Un Sentiment de Perte en Cas de Disparition des Prospectus
L’étude met en évidence un attachement fort des Français aux prospectus, dont la disparition pourrait être mal vécue par une majorité d’entre eux. En effet, 66 % des répondants estiment que ces catalogues leur manqueraient s’ils venaient à disparaître. Même dans les zones Oui Pub, où l’accès aux prospectus est limité, les consommateurs expriment un manque d’informations sur les promotions en l’absence de publicités papier. Plus de la moitié (54 %) des résidents de ces zones affirment se sentir moins bien informés des offres promotionnelles.
Chez Centrakor, par exemple, la distribution des catalogues se poursuit dans les zones Oui Pub, car les clients en expriment le besoin et se plaignent du volume d’e-mails commerciaux jugés trop envahissants. Nathalie Grand-Clément confirme : « Même dans les zones Oui Pub, nous continuons à distribuer nos catalogues car les clients les réclament, et ils n’en peuvent plus de la quantité de mails commerciaux. »

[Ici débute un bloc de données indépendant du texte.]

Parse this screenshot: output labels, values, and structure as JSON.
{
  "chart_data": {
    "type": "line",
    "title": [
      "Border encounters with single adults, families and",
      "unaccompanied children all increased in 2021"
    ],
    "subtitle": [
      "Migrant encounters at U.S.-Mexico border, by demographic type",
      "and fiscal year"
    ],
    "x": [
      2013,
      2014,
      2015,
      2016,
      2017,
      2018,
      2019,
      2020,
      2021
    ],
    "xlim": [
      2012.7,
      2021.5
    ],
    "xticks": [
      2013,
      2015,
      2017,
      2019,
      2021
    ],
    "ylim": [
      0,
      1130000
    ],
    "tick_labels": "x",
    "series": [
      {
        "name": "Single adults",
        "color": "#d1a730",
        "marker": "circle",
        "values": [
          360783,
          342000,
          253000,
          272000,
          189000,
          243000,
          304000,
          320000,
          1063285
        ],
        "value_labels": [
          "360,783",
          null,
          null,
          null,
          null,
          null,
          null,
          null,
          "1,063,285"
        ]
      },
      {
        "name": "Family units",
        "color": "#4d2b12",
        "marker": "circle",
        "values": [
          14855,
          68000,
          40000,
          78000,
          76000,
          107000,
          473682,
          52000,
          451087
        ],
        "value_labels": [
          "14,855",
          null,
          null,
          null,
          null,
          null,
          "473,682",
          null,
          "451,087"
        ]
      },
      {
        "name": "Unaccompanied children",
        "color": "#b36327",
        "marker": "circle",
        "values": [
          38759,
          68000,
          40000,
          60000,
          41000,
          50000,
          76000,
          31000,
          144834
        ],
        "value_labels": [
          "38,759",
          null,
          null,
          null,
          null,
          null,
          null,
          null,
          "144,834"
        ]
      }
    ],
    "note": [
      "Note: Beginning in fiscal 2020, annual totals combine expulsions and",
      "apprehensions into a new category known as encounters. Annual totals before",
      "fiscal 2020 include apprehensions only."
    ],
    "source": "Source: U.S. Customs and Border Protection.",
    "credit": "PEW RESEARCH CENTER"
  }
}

Conclusion : Le Prospectus, Un Outil Ancien Mais Toujours Efficace
Loin d’être une relique du passé, le prospectus papier reste un support publicitaire apprécié et pertinent pour une grande partie de la population française. Bien que le numérique prenne de plus en plus de place, le papier continue de séduire pour sa simplicité d’accès et son caractère pratique. La mise en place de dispositifs comme Oui Pub montre qu’il est possible de réduire l’impact écologique des publicités papier sans pour autant se priver de ce canal de communication apprécié des consommateurs.
Alors que l’avenir du prospectus papier semble incertain face aux défis écologiques et aux nouvelles attentes digitales, il est clair que sa disparition ne serait pas sans conséquence pour de nombreux Français. À l’ère du tout numérique, le papier continue de prouver sa valeur unique, symbolisant un lien de confiance entre les marques et les consommateurs.